Variation in to Neural Physiology and Anatomy Due to Diet Related Factors as a Possible Cause to NeurodegenerationKamala Govindaraju1, Jaya Gopalkrishna1, Jennifer Thankachan Thomas1, Nisha Narayan Moger1 and Maulishree Agrahari1,2*
- Corresponding Author:
- Maulishree Agrahari
University of Calgary, Canada
Received date: May 08, 2012; Accepted date: June 25, 2012; Published date: June 27, 2012
Citation: Govindaraju K, Gopalkrishna J, Thomas JT, Moger NN, Agrahari M (2012) Variation in to Neural Physiology and Anatomy Due to Diet Related Factors as a Possible Cause to Neurodegeneration. J Biotechnol Biomater 2:141. doi:10.4172/2155-952X.1000141
Copyright: © 2012 Govindaraju K, et al. This is an open-access article distributed under the terms of the Creative Commons Attribution License, which permits unrestricted use, distribution, and reproduction in any medium, provided the original author and source are credited.

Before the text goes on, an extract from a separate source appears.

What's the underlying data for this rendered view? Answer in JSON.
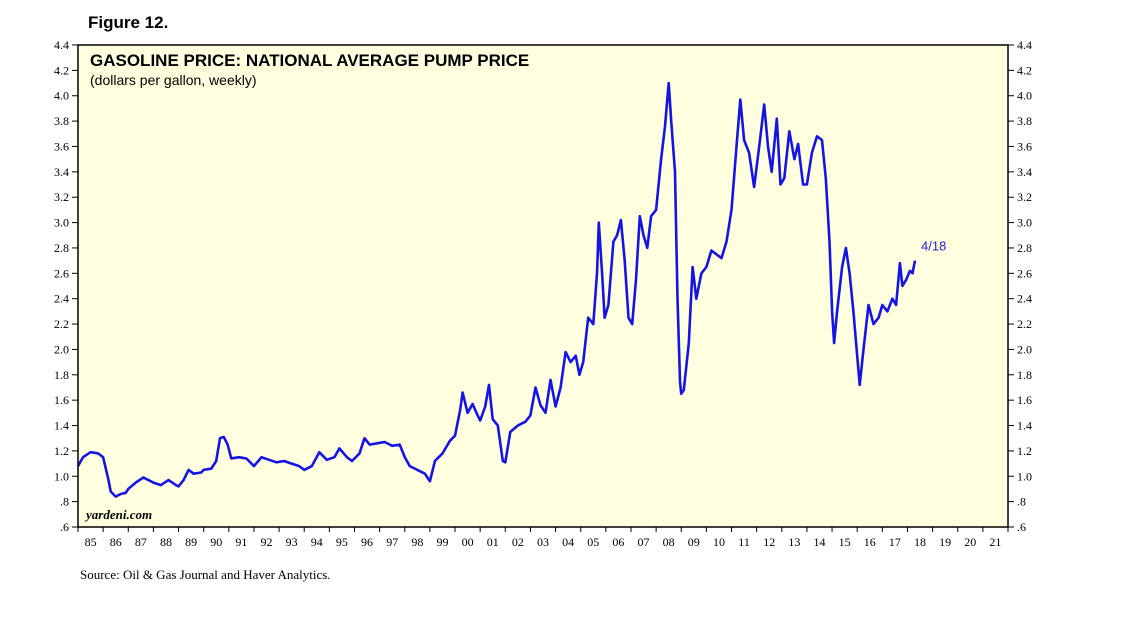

Neurodegenerative disorders have been linked to an array of external factors ranging from atmospheric pollutants to diet related additives. In our study we have investigated BMAA a neurotoxin produced by cyanobacteria, which gets an easy entry into human food chain via sea food and water, Aluminium which is believed to be present more in bottled water in comparison to tap water; and MSG, a derivative of glutamate; extensively used as flavour enhancer. LD50 for the three chemicals used in this study were determined. Our results suggest that BMAA leads to a significant loss of long term memory, reduction in geotaxic response, and reduction in both, fertility and life span. Short term memory was not significantly affected by BMAA. Aluminium deposits caused loss of long and short term memory and reduction in geotaxic response. MSG caused reduction in short term memory. In combination with BMAA, MSG produced reduction in all the parameters. Dementia has a direct bearing on quality of life. Dementia can set in as early as 40 years of age in humans. This has been attributed to life-style and stress related factors. The present study establishes a direct cause and effect relationship between dementia, stress and diet. These effects are established when Drosophila melanogaster are treated with neurotoxins, singly or in combinations. Experiments are in progress to understand the mechanisms that underlie these processes.